Nudging Change at Four Levels
Skills change coaches need to help organisations transform
by Susanne Burgstaller
Change must be supported from the top - otherwise it has no power.
Change must be bottom-up - otherwise it has no traction.
These are statements made by leaders and change coaches alike. Which one is true?
Nudging change at four levels
- Individuals or small teams
- Large groups
- Units and whole organisations (beyond the Dunbar number of 150+ people)(1)
- Organisational ecosystems – beyond and between organisations
Level 1: Coaching Individuals and Small Teams
Level 2: Coaching Large Groups
In this setting the work is usually done through conducting workshops, team buildings or large group events. The distinguishing factor here is that the coach cannot hold conversations with everyone present directly and in person. Instead, they need to split the large group into subgroups and rely on the groups themselves to make the best possible use of the questions offered to them.
The focus of work is therefore on preparing an event design that proposes powerful questions, allows the participants to actively engage with their topics and hold lively and productive conversations. When facilitating, the Solution-Focused worker needs to attentively guide these conversations and respond in the moment to changing needs.
Preparing such an event requires being able to carefully think through a group process, imagining the conversational flow and polishing the questions like gems. Facilitating such a workshop requires excellent improvisation skills focused on dealing with groups and a good range of groupwork techniques.
Level 3: Coaching Large Units and Whole Organisations (beyond 150 people)
Work in this setting involves forging a cooperation process with the whole organisation – or a large segment thereof – that may last a number of months or even years. It usually entails designing and facilitating change journeys or other organisational development missions. The topics may be as diverse as strategy, business processes, changes in company structures, cultural change or all of the above combined. It involves engaging the sponsors and relevant stakeholders with an image of their preferred future, co-creating the process iteratively in a series of stages or sprints, re-visiting their idea of the preferred future and re-contracting continuously.
The focus of the work is on co-creating with the sponsor a Solution Focused roadmap for the transformation journey, planning and facilitating a series of events and meetings, as well holding many structured or unstructured conversations during and around them. The work may also involve laying down Solution Focused pathways for conversations in the organization by “infecting” internal facilitators, creating or adapting organisational tools, or defining new meeting protocols. When working on that level it is usually necessary to have a good understanding of the business domain and a solid grasp of process and organizational design options suitable for complex organisations.
Level 4: Coaching Ecosystems: Beyond and Between Organisations
When we coach an organisation for change, we always also work with the organisational ecosystem: it´s customers, suppliers, partners, competitors, the communities around, etc. - whether explicitly or implicitly. Work on that level may be as simple as directing the change team´s attention towards the interests of strategic stakeholder groups when drawing up the change strategy or keeping their focus on the desired impact of the change for customer satisfaction. On the other hand, it may involve aligning a common strategy between several organisations or communities, cluster building, community-citizen work, or coordinating policies or strategies in a socio-political or macroeconomic context. It may go as far as holding the thread in a multi-stakeholder process often involving a timespan of several years and more players than the worker can ever meet, as well as planning, conducting or facilitating many structured and unstructured interventions.

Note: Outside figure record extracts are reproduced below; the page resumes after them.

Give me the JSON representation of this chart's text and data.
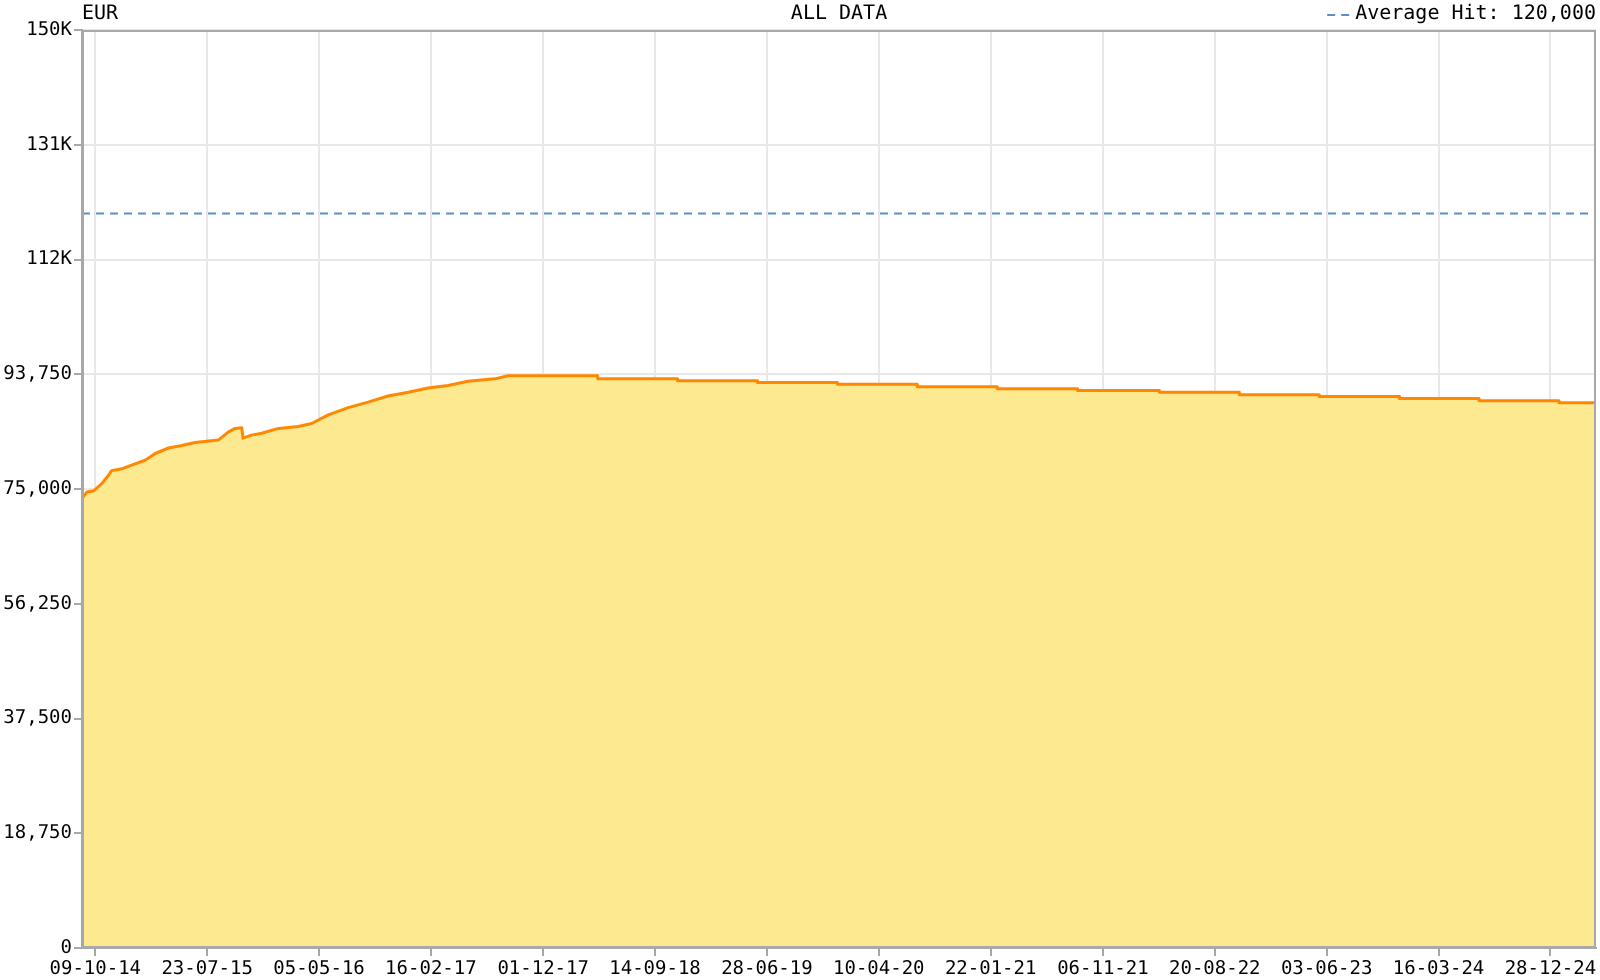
{
  "chart_data": {
    "type": "area",
    "title": "EUR",
    "subtitle": "ALL DATA",
    "x": [
      "2014-09-05",
      "2014-09-18",
      "2014-10-05",
      "2014-10-26",
      "2014-11-09",
      "2014-11-20",
      "2014-12-16",
      "2015-01-19",
      "2015-02-14",
      "2015-03-12",
      "2015-04-15",
      "2015-05-19",
      "2015-06-22",
      "2015-08-21",
      "2015-09-15",
      "2015-10-03",
      "2015-10-20",
      "2015-10-23",
      "2015-11-14",
      "2015-12-10",
      "2016-01-22",
      "2016-03-13",
      "2016-04-16",
      "2016-05-29",
      "2016-07-19",
      "2016-09-08",
      "2016-10-29",
      "2016-12-20",
      "2017-02-09",
      "2017-04-01",
      "2017-05-22",
      "2017-07-30",
      "2017-09-02",
      "2018-04-20",
      "2018-04-20",
      "2018-11-11",
      "2018-11-11",
      "2019-06-04",
      "2019-06-04",
      "2019-12-26",
      "2019-12-26",
      "2020-07-18",
      "2020-07-18",
      "2021-02-08",
      "2021-02-08",
      "2021-09-02",
      "2021-09-02",
      "2022-03-31",
      "2022-03-31",
      "2022-10-22",
      "2022-10-22",
      "2023-05-15",
      "2023-05-15",
      "2023-12-07",
      "2023-12-07",
      "2024-06-28",
      "2024-06-28",
      "2025-01-19",
      "2025-01-19",
      "2025-04-24"
    ],
    "values": [
      73500,
      74500,
      74700,
      75900,
      77000,
      78000,
      78300,
      79100,
      79700,
      80800,
      81700,
      82100,
      82600,
      83000,
      84300,
      84900,
      85000,
      83300,
      83800,
      84100,
      84900,
      85200,
      85700,
      87100,
      88300,
      89200,
      90200,
      90800,
      91500,
      91900,
      92600,
      93000,
      93500,
      93500,
      93000,
      93000,
      92700,
      92700,
      92400,
      92400,
      92100,
      92100,
      91700,
      91700,
      91400,
      91400,
      91100,
      91100,
      90800,
      90800,
      90400,
      90400,
      90100,
      90100,
      89800,
      89800,
      89400,
      89400,
      89100,
      89100
    ],
    "color": "#fde98f",
    "xlim": [
      "2014-09-05",
      "2025-04-24"
    ],
    "xticks": [
      {
        "value": "2014-10-09",
        "label": "09-10-14"
      },
      {
        "value": "2015-07-23",
        "label": "23-07-15"
      },
      {
        "value": "2016-05-05",
        "label": "05-05-16"
      },
      {
        "value": "2017-02-16",
        "label": "16-02-17"
      },
      {
        "value": "2017-12-01",
        "label": "01-12-17"
      },
      {
        "value": "2018-09-14",
        "label": "14-09-18"
      },
      {
        "value": "2019-06-28",
        "label": "28-06-19"
      },
      {
        "value": "2020-04-10",
        "label": "10-04-20"
      },
      {
        "value": "2021-01-22",
        "label": "22-01-21"
      },
      {
        "value": "2021-11-06",
        "label": "06-11-21"
      },
      {
        "value": "2022-08-20",
        "label": "20-08-22"
      },
      {
        "value": "2023-06-03",
        "label": "03-06-23"
      },
      {
        "value": "2024-03-16",
        "label": "16-03-24"
      },
      {
        "value": "2024-12-28",
        "label": "28-12-24"
      }
    ],
    "ylim": [
      0,
      150000
    ],
    "yticks": [
      0,
      {
        "value": 18750,
        "label": "18,750"
      },
      {
        "value": 37500,
        "label": "37,500"
      },
      {
        "value": 56250,
        "label": "56,250"
      },
      {
        "value": 75000,
        "label": "75,000"
      },
      {
        "value": 93750,
        "label": "93,750"
      },
      {
        "value": 112500,
        "label": "112K"
      },
      {
        "value": 131250,
        "label": "131K"
      },
      {
        "value": 150000,
        "label": "150K"
      }
    ],
    "ref_lines": [
      {
        "axis": "y",
        "value": 120000,
        "label": "Average Hit: 120,000",
        "color": "#5b8fc7",
        "line_style": "dashed"
      }
    ],
    "grid": true
  }
}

The focus of the work is on network building, establishing good will and cooperation with different groups, forging alliances as well as accepting differences that cannot be bridged. It requires regular stakeholder monitoring, drawing up constantly shifting stakeholder maps and engaging with them actively. It also calls for solid Solution-Focused negotiation and conflict management skills, coping with many and often competing demands, and being able to sometimes work without a clear contract or identifiable sponsor.
And what about the world?
The need to consider the world in all this – our communities, the planet, humanity as a whole, possibly even our universe – has increased in urgency. Solution-Focused change coaches and leaders are well advised to bring those concerns well beyond the usual lipservice paid to corporate social responsibility and into the heart of their work.

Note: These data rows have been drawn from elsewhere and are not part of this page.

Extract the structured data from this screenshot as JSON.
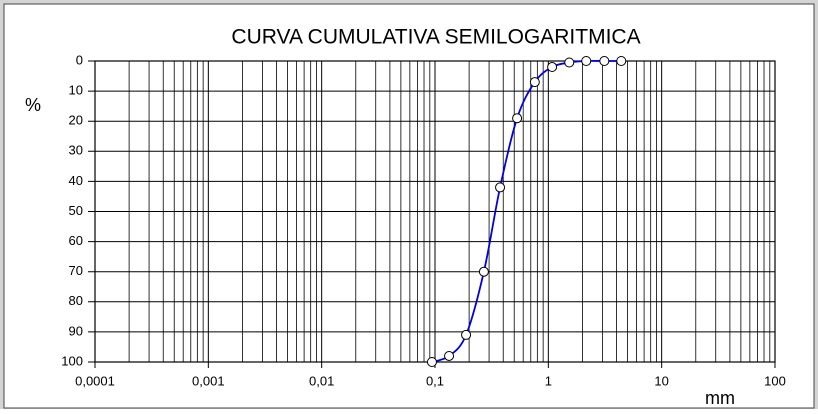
{
  "chart_data": {
    "type": "line",
    "title": "CURVA CUMULATIVA SEMILOGARITMICA",
    "ylabel": "%",
    "xlabel": "mm",
    "x_log": true,
    "y_inverted": true,
    "grid": true,
    "xlim": [
      0.0001,
      100
    ],
    "xticks": [
      {
        "value": 0.0001,
        "label": "0,0001"
      },
      {
        "value": 0.001,
        "label": "0,001"
      },
      {
        "value": 0.01,
        "label": "0,01"
      },
      {
        "value": 0.1,
        "label": "0,1"
      },
      1,
      10,
      100
    ],
    "ylim": [
      0,
      100
    ],
    "yticks": [
      0,
      10,
      20,
      30,
      40,
      50,
      60,
      70,
      80,
      90,
      100
    ],
    "series": [
      {
        "color": "#0000e0",
        "x": [
          0.094,
          0.133,
          0.188,
          0.27,
          0.375,
          0.53,
          0.76,
          1.08,
          1.53,
          2.16,
          3.12,
          4.4
        ],
        "values": [
          100,
          98,
          91,
          70,
          42,
          19,
          7,
          2,
          0.5,
          0,
          0,
          0
        ]
      }
    ]
  }
}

What skills remain the same on all levels?
With so many variations of skills demanded by work on the different levels, what remains the same? Being Solution-Focused remains a constant. In fact, the “way of being in the world” that the change coach exhibits often has a larger impact on the work than any of the more technical aspects and tools. Being credible, mature, authentic, and walking the talk of change – that is required.
Susanne Burgstaller has worked in organisational development and change for nearly 35 years. She writes about Solution-Focus, organisational development, leadership and change, and mentors agile and change coaches.
(1) What is the Dunbar number and why is it important? - British anthropologist Robin Dunbar proposed that humans can comfortably maintain about 150 stable relationships (the number lying between 100 and 250, with a commonly used value of 150). Groups larger than this – so Dunbar assumed - generally require more restrictive rules, laws or enforced norms to maintain stability and cohesiveness. I am not so sure I agree with the last statement, but larger groups certainly require different organizational principles.